PREPARING CABBAGES AND KALE
- Use the right tools
- Rejuvenate with iced water
- Peel sprouts
One tip is to prepare brassicas as little as possible – or at least wait until the last minute – because a whole head lasts longer than one you have cut up. But as we know, one whole cabbage can be quite a lot. Try to have a plan for using it all up in the next few days. See cooking brassicas for inspiration.

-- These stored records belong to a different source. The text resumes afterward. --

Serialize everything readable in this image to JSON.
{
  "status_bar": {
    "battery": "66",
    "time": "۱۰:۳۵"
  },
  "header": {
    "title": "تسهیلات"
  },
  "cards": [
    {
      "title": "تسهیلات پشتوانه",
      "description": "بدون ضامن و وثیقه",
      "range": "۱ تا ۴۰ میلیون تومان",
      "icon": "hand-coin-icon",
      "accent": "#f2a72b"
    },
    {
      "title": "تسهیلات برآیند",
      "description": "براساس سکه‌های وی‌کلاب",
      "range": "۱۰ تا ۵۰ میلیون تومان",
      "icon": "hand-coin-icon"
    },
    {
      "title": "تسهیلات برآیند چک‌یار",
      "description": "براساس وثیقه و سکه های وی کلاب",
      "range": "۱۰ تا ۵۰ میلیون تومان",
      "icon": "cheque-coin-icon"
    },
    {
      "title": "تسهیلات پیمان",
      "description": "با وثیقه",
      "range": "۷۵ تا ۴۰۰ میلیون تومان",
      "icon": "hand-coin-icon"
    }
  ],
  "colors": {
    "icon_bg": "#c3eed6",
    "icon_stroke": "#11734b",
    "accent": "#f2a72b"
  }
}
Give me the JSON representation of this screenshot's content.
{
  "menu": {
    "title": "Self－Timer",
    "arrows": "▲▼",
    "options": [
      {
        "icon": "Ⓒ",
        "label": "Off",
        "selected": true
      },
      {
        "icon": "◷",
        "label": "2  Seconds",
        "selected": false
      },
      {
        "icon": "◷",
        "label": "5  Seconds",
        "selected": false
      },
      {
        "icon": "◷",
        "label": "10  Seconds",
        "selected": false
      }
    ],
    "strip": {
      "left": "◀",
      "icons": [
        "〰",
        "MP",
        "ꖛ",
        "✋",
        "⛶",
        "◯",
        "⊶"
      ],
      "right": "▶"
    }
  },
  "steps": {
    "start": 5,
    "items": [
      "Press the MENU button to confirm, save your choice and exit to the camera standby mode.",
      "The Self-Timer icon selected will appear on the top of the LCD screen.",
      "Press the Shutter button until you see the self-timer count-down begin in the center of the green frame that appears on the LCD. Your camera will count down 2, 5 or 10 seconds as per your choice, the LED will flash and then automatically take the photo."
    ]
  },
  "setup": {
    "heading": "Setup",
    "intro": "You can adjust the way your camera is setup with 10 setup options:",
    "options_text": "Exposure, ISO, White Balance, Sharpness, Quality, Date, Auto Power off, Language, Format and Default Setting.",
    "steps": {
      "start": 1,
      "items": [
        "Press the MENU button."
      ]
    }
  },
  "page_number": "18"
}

Get out your biggest knife
Larger, sturdier types of cabbage need a decent-sized, sharp knife. If you’re using a knife that’s too small or too blunt, you’ll soon have the whole kitchen covered in bits of cabbage. A large knife also makes it easier when you’re cutting out intact wedges or slices to bake in the oven or fry.
Remove the outer leaves
The outer leaves act as protective packaging. Remove the leaves until the cabbage looks whole and fresh, and rinse it properly. Whole and great-looking outer leaves and tops, if you wash and finely chop them, can be a good basis for a casserole or soup that simmers gently on the stove for a long time.
Remove the peeled parts
If your cabbage has been sat doing nothing for a long time, some parts may have got dirty and/or dried out. Cut them off and use the rest if there aren’t any obvious signs it’s gone rotten.
Springier in cold water
green kale or black kale that has gone soft will regain some of its elasticity if you put it in cold water in the fridge. Leave it for 24 hours. No longer.
Brussels sprouts, a craft activity
The outer leaves of Brussels sprouts don’t look good and aren’t good to eat either. Cut off part of the stalk so it’s easy to remove the small leaves. If you’re using them to make crisps, just carry on, one leaf at a time.